Figure 1. Filtered satellite tracks from Adélie penguins located at Humble Is. (Hum.), on the South coast of Anvers Island (white asterisk on inset) on the West Antarctic Peninsula (WAP) in January 2011.

These birds also carried dive recorders. Arrows represent the path of foraging trips. Contours are bottom bathymetry (m) showing the location of Palmer Deep.

Table 1. The deployment dates, number of ARGOS locations and mean range of the Adélie penguins tagged in each season.

Penguin Location Data Filtering

The quality of the location data depends on how many ARGOS satellites are in view while the tag is above the water. The porpoising and diving behavior of traveling penguins can result in poor quality location data. Location data qualities are classified as 3, 2, 1, 0, A, and B under the least-squares ARGOS algorithm. Class 3, 2, and 1 positions are accurate within 100 m, 250 m, 500 m−1500 m respectively. Class 0, A, and B positions are locations that have no error estimation [43]. We controlled the quality of our location data using three steps. First, we eliminated erroneous terrestrial positions using land masks from the National Snow and Ice Data Center, Atlas of the Cryosphere ( Second, we applied a sequential filter that considers location data quality flags and distance between successive locations based on maximum sustained swimming speed of the penguins [44] using the R argosfilter package [45]. Our threshold swimming speed was based on a maximum sustained swimming speed of 8 km hr−1 [40], [46]. Finally, we visually inspected each track and manually removed any class B points that were unreasonable based on coastal geometry. For example, the distance filter considers only great circle distances and does not take into account geographic barriers such as islands, which would increase the travel time between points (Table 1).

Dive Records

Dive records from 2011 were zero-offset using the diveMove package in R [47]. Based on previous studies of penguin diving behavior, we considered dives deeper than 5 m to be foraging dives [48], [49]. diveMove uses recursive filtering and a diving threshold to correct for drift in TDR depth sensors and identify diving behavior. This approach has been used to correct diving records of King penguins (Aptenodytes patagonicus) [50]. The dive records and penguin location data were then time merged. Location data within 150 seconds of a dive identified by the diveMove software were identified as foraging locations. Assuming a maximum swimming speed of 8 km hr−1 [40], [46], diving must have occurred within one third of a kilometer of a location fix.

Tidal Measurements and Classification

A tide gauge mounted on the pier at Palmer Station, Anvers Island, Antarctica, recorded tidal amplitude during our experiment. The tide gauge is 1.7 km from Humble Is. We classified the tidal forcing regimes as diurnal or semidiurnal based on counting the number of high tides in a day.

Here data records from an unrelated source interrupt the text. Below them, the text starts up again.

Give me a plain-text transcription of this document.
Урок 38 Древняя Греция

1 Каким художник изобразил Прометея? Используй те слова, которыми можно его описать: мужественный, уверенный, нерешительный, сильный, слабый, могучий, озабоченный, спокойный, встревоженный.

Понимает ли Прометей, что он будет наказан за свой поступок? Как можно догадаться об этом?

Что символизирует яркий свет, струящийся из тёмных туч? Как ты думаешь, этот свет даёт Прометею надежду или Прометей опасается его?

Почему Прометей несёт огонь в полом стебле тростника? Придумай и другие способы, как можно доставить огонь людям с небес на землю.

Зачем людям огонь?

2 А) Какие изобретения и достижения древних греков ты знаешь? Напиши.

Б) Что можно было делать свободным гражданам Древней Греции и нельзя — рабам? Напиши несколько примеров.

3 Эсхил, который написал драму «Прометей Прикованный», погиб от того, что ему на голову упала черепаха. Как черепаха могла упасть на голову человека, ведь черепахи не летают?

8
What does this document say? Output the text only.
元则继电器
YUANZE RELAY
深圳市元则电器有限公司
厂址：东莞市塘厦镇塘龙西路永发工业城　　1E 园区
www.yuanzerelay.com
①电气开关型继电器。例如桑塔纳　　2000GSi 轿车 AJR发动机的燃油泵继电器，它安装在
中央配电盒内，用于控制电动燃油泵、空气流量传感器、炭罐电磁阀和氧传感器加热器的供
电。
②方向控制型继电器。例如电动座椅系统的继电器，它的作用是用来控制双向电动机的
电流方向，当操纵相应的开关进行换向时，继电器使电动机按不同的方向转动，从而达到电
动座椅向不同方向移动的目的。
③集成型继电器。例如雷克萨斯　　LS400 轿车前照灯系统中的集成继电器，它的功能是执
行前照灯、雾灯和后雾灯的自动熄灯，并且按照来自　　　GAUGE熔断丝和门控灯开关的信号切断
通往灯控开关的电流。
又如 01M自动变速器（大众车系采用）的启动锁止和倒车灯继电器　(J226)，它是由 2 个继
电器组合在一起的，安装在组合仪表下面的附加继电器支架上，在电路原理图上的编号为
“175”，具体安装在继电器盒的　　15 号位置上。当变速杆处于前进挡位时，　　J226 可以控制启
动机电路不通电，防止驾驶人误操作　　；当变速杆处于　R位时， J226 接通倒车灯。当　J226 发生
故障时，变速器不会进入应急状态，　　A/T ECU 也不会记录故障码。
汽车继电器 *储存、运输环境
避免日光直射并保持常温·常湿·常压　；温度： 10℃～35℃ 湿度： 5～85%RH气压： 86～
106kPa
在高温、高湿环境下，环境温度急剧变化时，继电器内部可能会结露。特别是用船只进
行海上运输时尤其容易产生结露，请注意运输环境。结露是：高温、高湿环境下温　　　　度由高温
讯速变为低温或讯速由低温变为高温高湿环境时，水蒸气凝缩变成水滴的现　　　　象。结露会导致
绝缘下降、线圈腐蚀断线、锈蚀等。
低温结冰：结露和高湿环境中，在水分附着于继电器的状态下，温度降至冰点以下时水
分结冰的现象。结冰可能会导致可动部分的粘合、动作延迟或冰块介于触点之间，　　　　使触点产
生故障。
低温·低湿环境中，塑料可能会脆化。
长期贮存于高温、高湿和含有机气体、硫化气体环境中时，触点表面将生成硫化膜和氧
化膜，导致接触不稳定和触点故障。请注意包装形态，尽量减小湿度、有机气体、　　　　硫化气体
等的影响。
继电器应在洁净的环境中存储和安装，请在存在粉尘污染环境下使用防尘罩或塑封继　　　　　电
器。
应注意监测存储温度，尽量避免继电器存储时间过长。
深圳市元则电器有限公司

Time periods with one high tide per day were classified as a diurnal regime and all other tidal time periods were classified as a semidiurnal regime.

Depth Integrated Currents from a Slocum Glider

We deployed a Slocum electric glider AUV in two successive missions from January 10–14, 2011 for a 62 km mission and January 15–31, 2011 for a 178 km mission. These vehicles have previously been used to provide environmental context for penguin foraging behavior [51]. Gliders are buoyancy driven and travel in an underwater “saw-tooth” pattern [52] between 1 m and 100 m, with surface GPS fix every 2 hours or upon reaching a waypoint. While underwater, the glider used internal compass heading corrected for declination to navigate to its next waypoint. Integrated currents between glider surfacings were estimated by the difference between where the glider surfaced based on a GPS fix, and the estimated location of the glider based on internal navigation. This method produced a 100 m depth integrated current estimate every two hours of the glider mission. During this experiment, the glider estimated currents in the general area of the Palmer Deep, which is a historically important location for penguin activity [3]. Twice, during a diurnal and a semidiurnal tidal regime, the glider was programed to remain near a station (“station keep”) at the northeast edge of the Palmer Deep to resolve the temporal changes in currents over a diurnal and semidiurnal tide cycle.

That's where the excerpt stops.